Disclaimer: This blog was written from my personal perspective and on the premise of heterosexual and gender role conformity. It does not negate my support of same-sex relationships.
Phaedra: a Greek name meaning bright. Apollo: A Greek deity whose name came to be associated with the verb for, “to destroy“. How fitting?!
I started writing this post in early September, but never got around to finishing it. Then when I realized that the same dress that I got engaged in is the dress that Phaedra wore when she announced her divorce on Ellen DeGeneres, I figured it was a sign. Probably not, but we’ll go with that anyway.
While scrolling down my Facebook timeline one day, I couldn’t help but notice a very regal picture of Real Housewives of Atlanta star, Phaedra Parks, alongside a header announcing her divorce from husband, Apollo Nida, pending his incarceration. For the sake of time we’ll call a spade a spade: Phaedra is an attorney, mortician, entrepreneur, and reality TV celebrity. Apollo is a convicted felon who previously served 6 years in prison for auto loan fraud and has recently returned for an 8-year stint for conspiring to commit mail and bank fraud. As I looked at her picture I wondered what would make such a strong and successful woman go for the “bad boy”. What could she have found appealing about him other than his physical attractiveness? And after seeing this season’s premiere, I really began to question Phaedra’s dating judgment. But my confusion was short-lived as I remembered the grim truth: many women – especially women of color – are expected to love our men in spite of.
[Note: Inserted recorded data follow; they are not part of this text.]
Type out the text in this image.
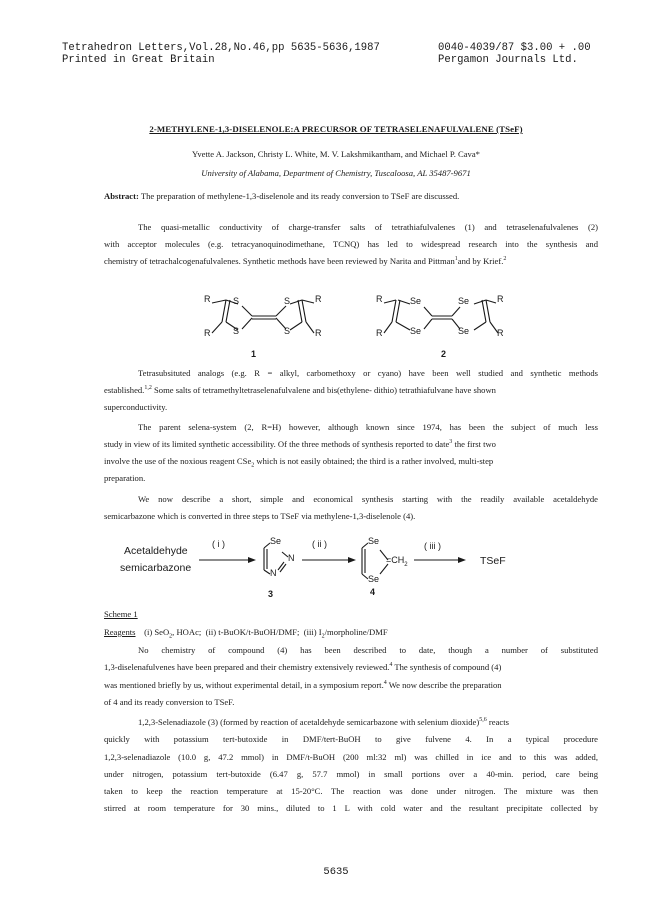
Tetrahedron Letters,Vol.28,No.46,pp 5635-5636,1987
Printed in Great Britain
0040-4039/87 $3.00 + .00
Pergamon Journals Ltd.
2-METHYLENE-1,3-DISELENOLE:A PRECURSOR OF TETRASELENAFULVALENE (TSeF)
Yvette A. Jackson, Christy L. White, M. V. Lakshmikantham, and Michael P. Cava*
University of Alabama, Department of Chemistry, Tuscaloosa, AL 35487-9671
Abstract: The preparation of methylene-1,3-diselenole and its ready conversion to TSeF are discussed.
The quasi-metallic conductivity of charge-transfer salts of tetrathiafulvalenes (1) and tetraselenafulvalenes (2)
with acceptor molecules (e.g. tetracyanoquinodimethane, TCNQ) has led to widespread research into the synthesis and
chemistry of tetrachalcogenafulvalenes. Synthetic methods have been reviewed by Narita and Pittman$^1$and by Krief.$^2$
R
R
S
S
S
S
R
R
1
R
R
Se
Se
Se
Se
R
R
2
Tetrasubsituted analogs (e.g. R = alkyl, carbomethoxy or cyano) have been well studied and synthetic methods
established.$^{1,2}$ Some salts of tetramethyltetraselenafulvalene and bis(ethylene- dithio) tetrathiafulvane have shown
superconductivity.
The parent selena-system (2, R=H) however, although known since 1974, has been the subject of much less
study in view of its limited synthetic accessibility. Of the three methods of synthesis reported to date$^3$ the first two
involve the use of the noxious reagent CSe$_2$ which is not easily obtained; the third is a rather involved, multi-step
preparation.
We now describe a short, simple and economical synthesis starting with the readily available acetaldehyde
semicarbazone which is converted in three steps to TSeF via methylene-1,3-diselenole (4).
Acetaldehyde
semicarbazone
( i )	( ii )	( iii )
TSeF
Se
N
N
Se
Se
$=CH_2$
3	4
Scheme 1
Reagents (i) SeO$_2$, HOAc; (ii) t-BuOK/t-BuOH/DMF; (iii) $I_2/morpholine$/DMF
No chemistry of compound (4) has been described to date, though a number of substituted
1,3-diselenafulvenes have been prepared and their chemistry extensively reviewed.$^4$ The synthesis of compound (4)
was mentioned briefly by us, without experimental detail, in a symposium report.$^4$ We now describe the preparation
of 4 and its ready conversion to TSeF.
1,2,3-Selenadiazole (3) (formed by reaction of acetaldehyde semicarbazone with selenium dioxide)$^{5,6}$ reacts
quickly with potassium tert-butoxide in DMF/tert-BuOH to give fulvene 4. In a typical procedure
1,2,3-selenadiazole (10.0 g, 47.2 mmol) in DMF/t-BuOH (200 ml:32 ml) was chilled in ice and to this was added,
under nitrogen, potassium tert-butoxide (6.47 g, 57.7 mmol) in small portions over a 40-min. period, care being
taken to keep the reaction temperature at 15-20°C. The reaction was done under nitrogen. The mixture was then
stirred at room temperature for 30 mins., diluted to 1 L with cold water and the resultant precipitate collected by
5635
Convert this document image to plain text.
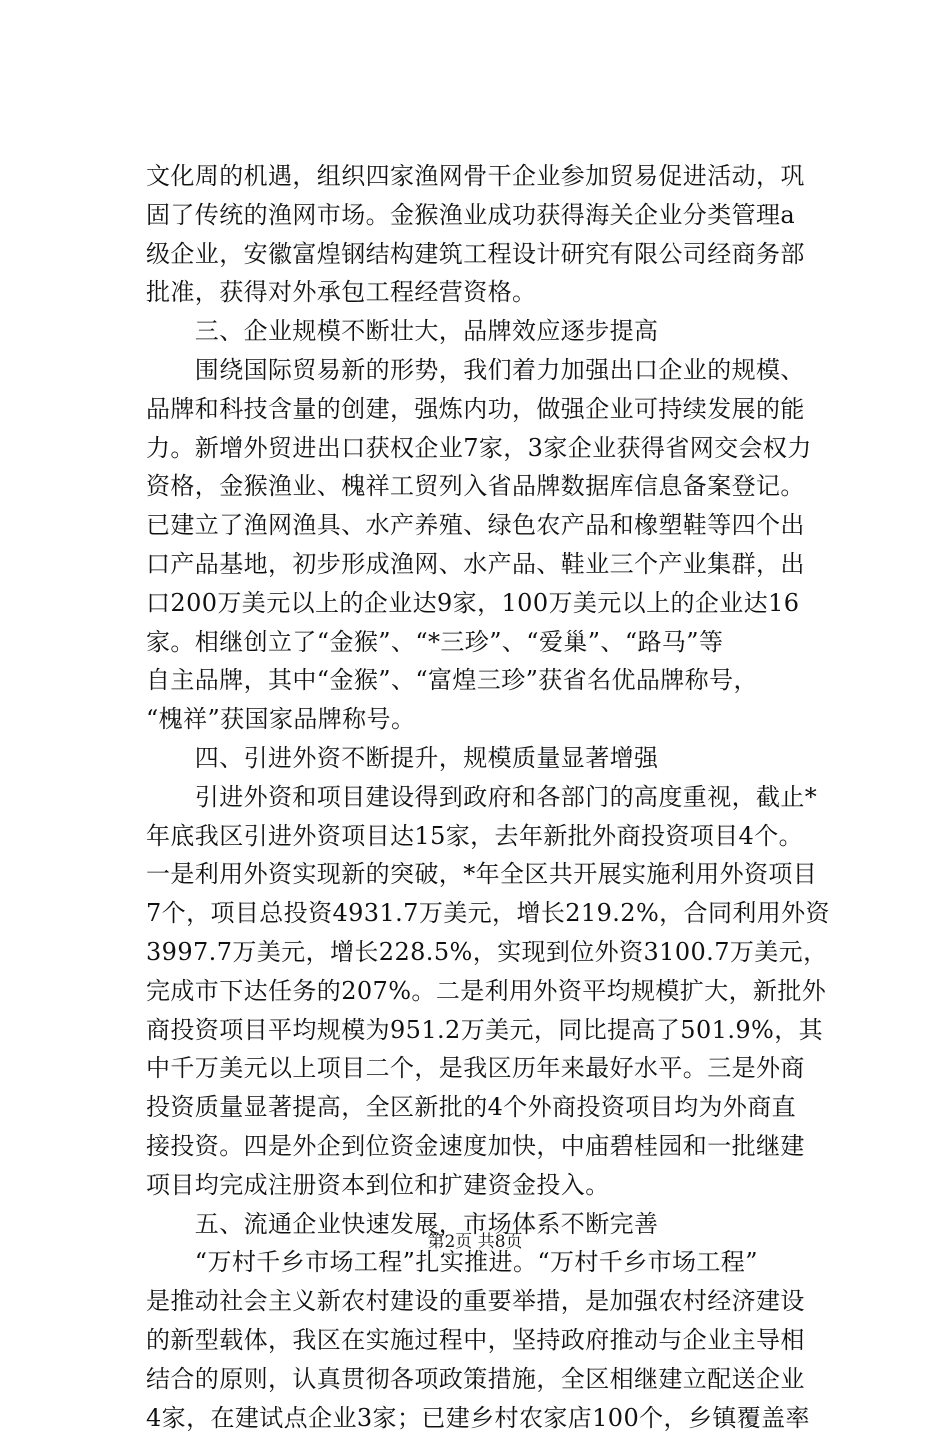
文化周的机遇，组织四家渔网骨干企业参加贸易促进活动，巩
固了传统的渔网市场。金猴渔业成功获得海关企业分类管理a
级企业，安徽富煌钢结构建筑工程设计研究有限公司经商务部
批准，获得对外承包工程经营资格。
　　三、企业规模不断壮大，品牌效应逐步提高
　　围绕国际贸易新的形势，我们着力加强出口企业的规模、
品牌和科技含量的创建，强炼内功，做强企业可持续发展的能
力。新增外贸进出口获权企业7家，3家企业获得省网交会权力
资格，金猴渔业、槐祥工贸列入省品牌数据库信息备案登记。
已建立了渔网渔具、水产养殖、绿色农产品和橡塑鞋等四个出
口产品基地，初步形成渔网、水产品、鞋业三个产业集群，出
口200万美元以上的企业达9家，100万美元以上的企业达16
家。相继创立了“金猴”、“*三珍”、“爱巢”、“路马”等
自主品牌，其中“金猴”、“富煌三珍”获省名优品牌称号，
“槐祥”获国家品牌称号。
　　四、引进外资不断提升，规模质量显著增强
　　引进外资和项目建设得到政府和各部门的高度重视，截止*
年底我区引进外资项目达15家，去年新批外商投资项目4个。
一是利用外资实现新的突破，*年全区共开展实施利用外资项目
7个，项目总投资4931.7万美元，增长219.2%，合同利用外资
3997.7万美元，增长228.5%，实现到位外资3100.7万美元，
完成市下达任务的207%。二是利用外资平均规模扩大，新批外
商投资项目平均规模为951.2万美元，同比提高了501.9%，其
中千万美元以上项目二个，是我区历年来最好水平。三是外商
投资质量显著提高，全区新批的4个外商投资项目均为外商直
接投资。四是外企到位资金速度加快，中庙碧桂园和一批继建
项目均完成注册资本到位和扩建资金投入。
　　五、流通企业快速发展，市场体系不断完善
　　“万村千乡市场工程”扎实推进。“万村千乡市场工程”
是推动社会主义新农村建设的重要举措，是加强农村经济建设
的新型载体，我区在实施过程中，坚持政府推动与企业主导相
结合的原则，认真贯彻各项政策措施，全区相继建立配送企业
4家，在建试点企业3家；已建乡村农家店100个，乡镇覆盖率
第2页 共8页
We are expected to date and marry men who have never been expected to live up to our same standards. Young girls are raised to be well spoken, well-educated, and mild-mannered while young boys often have their bad behavior overlooked. As adults, women are expected to take on his mother’s patience and turn a blind eye to his shortcomings. Don’t get me wrong, I completely understand that men of color suffer greatly from the effects of systemic oppression but at what point do WoC get to be more selective and strategic about who we marry, without feeling like sellouts?
The imminent fear that, “the more educated or career-driven a woman is the harder it becomes for her to get married” causes many women to date men that are not aesthetically comparable. We date down because we’ve been made to believe that the more successful we are the harder it will be to find a mate. So we find ourselves in relationships with men who are our extreme opposites. How many times have you seen the prom queen date the neighborhood villain?
While it is not impossible, it is very hard to build a future with the rugged dare-devil because the qualities that make him such a badass are probably the same ones that will keep him from being morally responsible. Many women go through the phase of acting out and taking dating risks; and I know this first-hand because my own phase probably lasted a little longer than it should have. Until I realized the decision that I would have to make. If I wanted to build a stable future it wouldn’t be with the guy stealing, lying, and skipping class. My fiancé has a degree in Finance, is extremely hardworking, prefers to wear his eyeglasses over contacts, doesn’t have any tattoos, and likes dates to the museum. He’s not a bad boy. I’m also not a troubled teen anymore. Your dating preferences should grow as you grow. And if your dating pool hasn’t improved, it either means that you have more self-improvement to do or you’ve fallen into the trap of believing that there’s a shortage of good men.
I’m not perfect and neither is he. But our relationship with each other thrives because we are committed to growing as individuals. The opportunity for me to be in such a loving relationship only came after I got serious about what I expected from others and what I expected from myself. Remember: we are just as much accountable for our heartache as the assholes that we date.